Re: [PATCH net 0/4] net: qede: avoid overruling error codes

From: Simon Horman
Date: Sat Apr 27 2024 - 13:36:35 EST


On Sat, Apr 27, 2024 at 12:58:38PM +0000, Asbjørn Sloth Tønnesen wrote:
> Hi Simon,
>
> Thank you for your review effort.
>
> On 4/27/24 11:48 AM, Simon Horman wrote:
> > On Fri, Apr 26, 2024 at 09:12:22AM +0000, Asbjørn Sloth Tønnesen wrote:
> > > This series fixes the qede driver, so that
> > > qede_parse_flow_attr() and it's subfunctions
> > > doesn't get their error codes overruled
> > > (ie. turning -EOPNOTSUPP into -EINVAL).
> > >
> > > ---
> > > I have two more patches along the same lines,
> > > but they are not yet causing any issues,
> > > so I have them destined for net-next.
> > > (those are for qede_flow_spec_validate_unused()
> > > and qede_flow_parse_ports().)
> > >
> > > After that I have a series for converting to
> > > extack + the final one for validating control
> > > flags.
> >
> > Hi,
> >
> > I'm fine with these patches so far as the code changes go.
> > But it is not clear to me that they are fixing a bug.
> >
> > If so, I think some explanation should go in the commit messages.
> > If not, I think these should be targeted at net-next
> > (and not have Fixes tags.
>
> Since I don't have the hardware I didn't try to construct commands, showing
> the wrong error code being returned. I could make up some hypothetical commands,
> and simulate how they would error. I assumed that the bug, was clear based on
> the list of possible return values for each function.
>
> As an example, in qede_parse_flow_attr() it validates dissector->used_keys,
> and if an unsupported FLOW_DISSECTOR_KEY_* is set, then ede_parse_flow_attr()
> returns -EOPNOTSUPP, which is returned to qede_add_tc_flower_fltr(),
> and only check for non-zero, and since -EOPNOTSUPP is non zero,
> then it returns -EINVAL. So if you try to match on a vlan tag,
> then FLOW_DISSECTOR_KEY_VLAN would be set, and cause a -EOPNOTSUPP
> to be returned, which then gets converted into a -EINVAL.
>
> All drivers generally returns -EOPNOTSUPP in their used_keys checks, and
> this driver clearly intended to do that as well.
>
> The -EINVAL override was introduced in the same commit as the above check,
> so it was broken from the start.
>
> Another example is 319a1d19471e (blamed in 4th patch), Jiri added
> a call to flow_action_basic_hw_stats_types_check() across multiple drivers,
> and since -EINVAL was returned only a few lines above, then he assumed
> that he could just return -EOPNOTSUPP, but that return value gets overruled
> into a -EINVAL. It is clear from the commit that Jiri intended to return
> -EOPNOTSUPP, but this part of the driver didn't follow the principle of
> least astonishment, so that function could only fail with -EINVAL.
>
> I think it's a bug, when another error code is returned than the one that
> was clearly intended, but it's properly a low impact one.

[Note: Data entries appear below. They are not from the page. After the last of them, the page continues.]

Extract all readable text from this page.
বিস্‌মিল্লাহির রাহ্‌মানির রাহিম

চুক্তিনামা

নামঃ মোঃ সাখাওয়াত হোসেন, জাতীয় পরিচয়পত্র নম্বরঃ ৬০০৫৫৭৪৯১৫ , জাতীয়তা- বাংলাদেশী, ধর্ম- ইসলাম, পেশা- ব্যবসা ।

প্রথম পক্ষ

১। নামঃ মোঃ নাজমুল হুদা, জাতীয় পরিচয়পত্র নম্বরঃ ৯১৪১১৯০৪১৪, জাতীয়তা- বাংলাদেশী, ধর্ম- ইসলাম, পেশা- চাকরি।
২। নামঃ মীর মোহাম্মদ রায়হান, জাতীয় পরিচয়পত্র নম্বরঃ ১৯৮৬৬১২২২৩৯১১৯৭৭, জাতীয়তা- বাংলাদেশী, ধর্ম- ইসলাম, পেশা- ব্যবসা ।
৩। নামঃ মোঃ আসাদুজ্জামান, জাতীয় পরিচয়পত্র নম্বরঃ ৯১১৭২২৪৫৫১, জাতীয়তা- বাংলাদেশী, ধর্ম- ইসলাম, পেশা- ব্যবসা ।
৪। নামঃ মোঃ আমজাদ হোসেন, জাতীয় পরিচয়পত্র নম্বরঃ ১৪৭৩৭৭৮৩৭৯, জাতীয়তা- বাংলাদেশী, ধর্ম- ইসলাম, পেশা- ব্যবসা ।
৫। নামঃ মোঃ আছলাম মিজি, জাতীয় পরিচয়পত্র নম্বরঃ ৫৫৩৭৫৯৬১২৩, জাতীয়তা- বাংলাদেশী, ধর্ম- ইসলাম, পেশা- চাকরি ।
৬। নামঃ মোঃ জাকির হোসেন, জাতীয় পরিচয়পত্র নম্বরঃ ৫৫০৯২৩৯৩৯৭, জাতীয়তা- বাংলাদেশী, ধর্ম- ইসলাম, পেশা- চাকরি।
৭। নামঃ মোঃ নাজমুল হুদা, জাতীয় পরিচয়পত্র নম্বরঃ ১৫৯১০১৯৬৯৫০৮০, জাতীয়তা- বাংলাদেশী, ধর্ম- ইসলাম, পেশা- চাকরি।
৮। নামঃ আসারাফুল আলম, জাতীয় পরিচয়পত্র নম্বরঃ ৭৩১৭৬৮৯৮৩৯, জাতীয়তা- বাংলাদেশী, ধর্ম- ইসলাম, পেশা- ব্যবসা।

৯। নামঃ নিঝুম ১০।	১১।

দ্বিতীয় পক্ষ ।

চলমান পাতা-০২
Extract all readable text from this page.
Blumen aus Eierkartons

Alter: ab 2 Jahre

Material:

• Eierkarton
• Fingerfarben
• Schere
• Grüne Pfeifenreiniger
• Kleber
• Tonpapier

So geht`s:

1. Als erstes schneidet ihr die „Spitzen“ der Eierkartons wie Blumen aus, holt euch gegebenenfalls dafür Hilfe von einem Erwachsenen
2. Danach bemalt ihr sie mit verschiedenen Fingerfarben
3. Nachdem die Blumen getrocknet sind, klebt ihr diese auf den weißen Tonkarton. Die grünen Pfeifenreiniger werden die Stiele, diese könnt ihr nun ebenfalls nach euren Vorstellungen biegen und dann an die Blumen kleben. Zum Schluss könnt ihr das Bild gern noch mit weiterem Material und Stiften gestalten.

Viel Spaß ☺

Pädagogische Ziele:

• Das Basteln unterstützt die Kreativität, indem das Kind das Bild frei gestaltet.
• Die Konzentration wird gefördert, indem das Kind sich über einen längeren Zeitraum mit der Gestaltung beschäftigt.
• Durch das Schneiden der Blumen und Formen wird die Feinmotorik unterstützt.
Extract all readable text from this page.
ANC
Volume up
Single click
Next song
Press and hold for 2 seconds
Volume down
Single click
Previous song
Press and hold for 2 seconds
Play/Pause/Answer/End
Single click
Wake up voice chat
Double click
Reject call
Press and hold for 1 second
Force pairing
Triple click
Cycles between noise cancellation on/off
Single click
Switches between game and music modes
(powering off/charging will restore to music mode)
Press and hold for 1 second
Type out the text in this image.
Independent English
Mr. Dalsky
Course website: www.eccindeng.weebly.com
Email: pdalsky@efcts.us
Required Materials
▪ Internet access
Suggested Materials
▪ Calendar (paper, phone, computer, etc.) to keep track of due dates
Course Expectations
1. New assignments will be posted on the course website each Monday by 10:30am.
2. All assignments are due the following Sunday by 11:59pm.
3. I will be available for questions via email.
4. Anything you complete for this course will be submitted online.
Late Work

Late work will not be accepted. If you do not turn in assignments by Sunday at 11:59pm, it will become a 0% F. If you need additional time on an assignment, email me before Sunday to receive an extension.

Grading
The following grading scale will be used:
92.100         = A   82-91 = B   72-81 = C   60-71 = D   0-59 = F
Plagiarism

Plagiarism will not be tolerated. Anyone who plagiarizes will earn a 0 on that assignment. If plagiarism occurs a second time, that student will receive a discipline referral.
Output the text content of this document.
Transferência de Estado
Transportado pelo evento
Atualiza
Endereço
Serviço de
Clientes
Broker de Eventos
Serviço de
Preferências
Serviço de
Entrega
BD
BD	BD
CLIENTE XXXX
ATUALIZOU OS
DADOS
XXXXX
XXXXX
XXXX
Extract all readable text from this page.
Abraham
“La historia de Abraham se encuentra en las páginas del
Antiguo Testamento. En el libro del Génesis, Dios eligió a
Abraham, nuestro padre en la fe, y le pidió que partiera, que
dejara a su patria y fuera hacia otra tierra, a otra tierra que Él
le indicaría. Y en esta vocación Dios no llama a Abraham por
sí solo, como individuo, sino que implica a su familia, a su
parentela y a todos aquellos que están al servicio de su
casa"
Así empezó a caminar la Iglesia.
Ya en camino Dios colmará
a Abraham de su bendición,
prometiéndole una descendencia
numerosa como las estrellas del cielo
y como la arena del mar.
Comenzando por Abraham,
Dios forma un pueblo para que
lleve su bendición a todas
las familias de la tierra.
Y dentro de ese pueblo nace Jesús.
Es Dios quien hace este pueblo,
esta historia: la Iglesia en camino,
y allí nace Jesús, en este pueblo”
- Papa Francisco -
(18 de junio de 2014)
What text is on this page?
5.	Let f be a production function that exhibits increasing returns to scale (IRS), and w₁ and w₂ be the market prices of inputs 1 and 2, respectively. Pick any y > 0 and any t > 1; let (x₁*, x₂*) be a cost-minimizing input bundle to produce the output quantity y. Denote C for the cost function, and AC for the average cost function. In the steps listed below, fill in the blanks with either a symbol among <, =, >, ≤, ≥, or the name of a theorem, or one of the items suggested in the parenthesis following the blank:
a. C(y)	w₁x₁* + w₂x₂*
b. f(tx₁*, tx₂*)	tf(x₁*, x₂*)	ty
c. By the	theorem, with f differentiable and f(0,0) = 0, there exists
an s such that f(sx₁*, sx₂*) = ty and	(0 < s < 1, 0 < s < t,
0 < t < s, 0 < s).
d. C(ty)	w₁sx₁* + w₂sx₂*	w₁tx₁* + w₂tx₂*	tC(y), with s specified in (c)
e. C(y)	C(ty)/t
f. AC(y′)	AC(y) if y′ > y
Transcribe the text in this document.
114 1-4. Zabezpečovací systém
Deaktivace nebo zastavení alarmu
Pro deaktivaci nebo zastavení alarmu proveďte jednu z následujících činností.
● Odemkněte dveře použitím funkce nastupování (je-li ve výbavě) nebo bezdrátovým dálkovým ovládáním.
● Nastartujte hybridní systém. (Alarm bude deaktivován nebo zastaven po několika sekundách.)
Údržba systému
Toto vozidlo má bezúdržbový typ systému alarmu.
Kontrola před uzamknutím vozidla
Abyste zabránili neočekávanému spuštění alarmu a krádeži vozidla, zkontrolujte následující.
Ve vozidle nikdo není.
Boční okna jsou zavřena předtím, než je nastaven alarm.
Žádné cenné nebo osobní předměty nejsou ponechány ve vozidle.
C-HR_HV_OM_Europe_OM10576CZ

Thanks, now that you point this out I agree this should have been obvious
to me.

I agree that the patches resolve issues around -EOPNOTSUPP (and other error
values; that these errors are, in general, propagated to user-space; and
that especially in the case of -EOPNOTSUPP, this may effect the behaviour
of the system as it is intended to indicate that offload of an action is not
supported (at this time, for any reason).

> > Also, if you do end posting a v2, blamed, is misspelt several
> > times in commit messages.
>
> Sorry about that, will fix that if a v2 turns out to be needed.
>
> --
> Best regards
> Asbjørn Sloth Tønnesen
> Network Engineer
> Fiberby - AS42541
>